<h1>INGV - Volcanic Eruption Prediction

In [None]:
import numpy as np
import pandas as pd
import matplotlib.pyplot as plt
import seaborn as sns
import os
from IPython.display import clear_output
import gc
from sklearn.metrics import mean_absolute_error
from sklearn.metrics import r2_score
from sklearn.feature_selection import RFE
from sklearn.pipeline import Pipeline
from scipy.stats import moment

In [None]:
train_files = os.listdir("../input/predict-volcanic-eruptions-ingv-oe/train")
test_files = os.listdir("../input/predict-volcanic-eruptions-ingv-oe/test")

In [None]:
len(train_files)

In [None]:
len(test_files)

<h3>Checking if the shape of data is uniform across all the train files

In [None]:
cols = []
rows = []
for i,fname in enumerate(train_files):
    train = pd.read_csv(os.path.join("../input/predict-volcanic-eruptions-ingv-oe/train",fname))
    cols.append(train.shape[0])
    rows.append(train.shape[1])
    print(f'{i+1} / {len(train_files)}')
    clear_output(wait=True)

In [None]:
print(f"Rows of all train files: {pd.Series(rows).unique()}\nColumns of all train files: {pd.Series(cols).unique()}")

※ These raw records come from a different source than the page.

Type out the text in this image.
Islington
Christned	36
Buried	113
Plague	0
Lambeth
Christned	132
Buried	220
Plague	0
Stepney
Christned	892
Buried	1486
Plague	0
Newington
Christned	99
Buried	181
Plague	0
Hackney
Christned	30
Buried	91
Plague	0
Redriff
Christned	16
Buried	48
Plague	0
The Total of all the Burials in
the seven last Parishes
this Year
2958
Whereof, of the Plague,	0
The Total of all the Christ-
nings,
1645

<h3>Checking if the shape of data is uniform across all the test files

In [None]:
cols = []
rows = []
for i,fname in enumerate(test_files):
    test = pd.read_csv(os.path.join("../input/predict-volcanic-eruptions-ingv-oe/test",fname))
    cols.append(test.shape[0])
    rows.append(test.shape[1])
    print(f'{i+1} / {len(test_files)}')
    clear_output(wait=True)

In [None]:
print(f"Rows of all test files: {pd.Series(rows).unique()}\nColumns of all test files: {pd.Series(cols).unique()}")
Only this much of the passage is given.